Atlantico : Ce que les médias ne comprennent pas dans le phénomène Trump !

Donald Trump for president 2016

Le site Atlantico.fr vient de m'interroger sur Donald Trump, Bernie Sanders et l’humeur de l’électorat américain. Voici ce que je leur ai confié. Vous pouvez retrouver l ‘ensemble de l’interview sur le site d'Atlantico.fr : http://www.atlantico.fr/decryptage/trump-en-tete-chez-moderes-que-avons-pas-compris-vote-trump-gerald-olivier-pascal-emmanuel-gobry-2569782.html

1/ Différents sondages publiés ces derniers jours aux Etats-Unis révèlent que Donald Trump est le grand favori des Républicains modérés. Cela doit-il modifier la perception française d'un Donald Trump candidat d'une droite "extrême" américaine ?

Question 1 : Votre question est double. Elle touche à la popularité de Trump aux Etats-Unis et à la perception du personnage en France. Deux choses différentes. Quoi qu’aient pu en dire les médias français, Trump n’a jamais été le représentant d’une « droite extrême » et encore moins d’une « extrême droite » à la française. Trump est d’abord un populiste. C’est un candidat aux idées simples, voire simplistes. Interdire l’entrée des Etats-Unis à tous les musulmans est radical mais impossible à mettre en application. C’est pourquoi je parle d’idées simplistes. C’est aussi un pragmatiste, surtout pas un idéologue. Ce qui est « extrême » chez lui est son comportement, son vocabulaire, son manque de respect pour ses rivaux, et son dédain pour le reste du monde… quant à ses idées, elles sont moins extrêmes que certains le disent. Même sur l’immigration, il n’est ni le seul, ni le premier, à vouloir construire un mur le long de la frontière mexicaine. C’est pour cela que sa candidature rencontre un écho chez les « modérés ». Trump est le candidat de la petite bourgeoisie blanche américaine déclassée par la mondialisation et bâillonnée par le politiquement correct. Parmi eux, il n’y a pas que des Républicains Il y a aussi des Démocrates et des Indépendants… Toutefois pour l’instant il ne s’agit que d’intentions de vote, et les sondages sont particulièrement peu fiables aux Etats-Unis. Le vote de l’Iowa offrira la première information fiable sur l’étendue du phénomène Trump.

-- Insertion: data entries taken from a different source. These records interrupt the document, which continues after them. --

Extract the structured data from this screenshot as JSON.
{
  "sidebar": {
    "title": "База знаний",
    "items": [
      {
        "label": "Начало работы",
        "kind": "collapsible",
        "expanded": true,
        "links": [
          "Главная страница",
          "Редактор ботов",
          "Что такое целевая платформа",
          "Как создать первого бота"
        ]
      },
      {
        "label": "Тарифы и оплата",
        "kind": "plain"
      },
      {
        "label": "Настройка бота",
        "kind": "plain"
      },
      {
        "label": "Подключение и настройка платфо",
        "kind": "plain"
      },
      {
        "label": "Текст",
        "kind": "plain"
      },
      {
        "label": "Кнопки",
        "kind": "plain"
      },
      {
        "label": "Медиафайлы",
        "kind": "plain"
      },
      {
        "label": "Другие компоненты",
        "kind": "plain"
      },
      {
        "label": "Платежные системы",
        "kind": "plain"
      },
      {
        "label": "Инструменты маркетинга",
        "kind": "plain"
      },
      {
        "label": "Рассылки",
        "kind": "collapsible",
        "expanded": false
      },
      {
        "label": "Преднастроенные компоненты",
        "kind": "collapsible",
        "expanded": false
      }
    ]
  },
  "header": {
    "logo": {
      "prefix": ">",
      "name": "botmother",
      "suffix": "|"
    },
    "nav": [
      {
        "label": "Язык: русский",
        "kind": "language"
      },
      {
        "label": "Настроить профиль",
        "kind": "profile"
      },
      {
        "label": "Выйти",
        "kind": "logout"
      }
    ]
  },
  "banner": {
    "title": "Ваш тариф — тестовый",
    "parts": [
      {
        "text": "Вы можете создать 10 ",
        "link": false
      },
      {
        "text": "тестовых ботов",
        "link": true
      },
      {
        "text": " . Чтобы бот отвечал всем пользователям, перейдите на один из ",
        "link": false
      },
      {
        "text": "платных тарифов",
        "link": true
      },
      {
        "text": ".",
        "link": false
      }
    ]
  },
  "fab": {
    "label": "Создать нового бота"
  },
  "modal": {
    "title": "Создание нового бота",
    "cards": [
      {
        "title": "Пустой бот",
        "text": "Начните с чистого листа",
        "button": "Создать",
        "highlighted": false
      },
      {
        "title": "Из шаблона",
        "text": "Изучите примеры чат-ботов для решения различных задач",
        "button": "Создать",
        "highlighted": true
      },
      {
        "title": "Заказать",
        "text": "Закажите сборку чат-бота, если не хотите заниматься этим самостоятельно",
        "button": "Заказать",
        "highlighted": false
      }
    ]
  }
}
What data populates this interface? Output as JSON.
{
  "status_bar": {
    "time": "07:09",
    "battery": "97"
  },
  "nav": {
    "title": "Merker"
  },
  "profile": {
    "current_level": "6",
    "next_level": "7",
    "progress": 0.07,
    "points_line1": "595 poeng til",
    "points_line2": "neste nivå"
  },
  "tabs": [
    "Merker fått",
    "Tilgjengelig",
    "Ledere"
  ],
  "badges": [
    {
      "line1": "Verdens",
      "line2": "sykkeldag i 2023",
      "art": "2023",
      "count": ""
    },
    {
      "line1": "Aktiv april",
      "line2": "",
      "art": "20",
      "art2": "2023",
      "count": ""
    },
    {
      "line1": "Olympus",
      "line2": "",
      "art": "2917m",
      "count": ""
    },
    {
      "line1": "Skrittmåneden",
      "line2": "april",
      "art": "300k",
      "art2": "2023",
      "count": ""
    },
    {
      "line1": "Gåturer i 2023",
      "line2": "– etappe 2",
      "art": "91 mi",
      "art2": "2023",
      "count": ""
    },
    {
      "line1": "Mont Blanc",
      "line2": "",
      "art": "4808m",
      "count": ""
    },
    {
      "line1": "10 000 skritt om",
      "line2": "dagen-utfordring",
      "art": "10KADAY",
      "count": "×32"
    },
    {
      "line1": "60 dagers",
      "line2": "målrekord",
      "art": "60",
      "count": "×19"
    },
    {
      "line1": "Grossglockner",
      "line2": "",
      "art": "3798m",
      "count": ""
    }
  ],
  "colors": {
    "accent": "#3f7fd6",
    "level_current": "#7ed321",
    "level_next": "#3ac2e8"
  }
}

Donald Trump for president 2016

Question 2 2/ Comment expliquer que la majorité des commentateurs semblent avoir, tout au long de cette campagne, sous-estimés le potentiel de la candidature Trump chez les modérés ? Qu'est-ce qui, selon vous, n'a pas été compris dans l'offre politique de Donald Trump qui a permis de séduire la part modérée de l’électorat républicain ?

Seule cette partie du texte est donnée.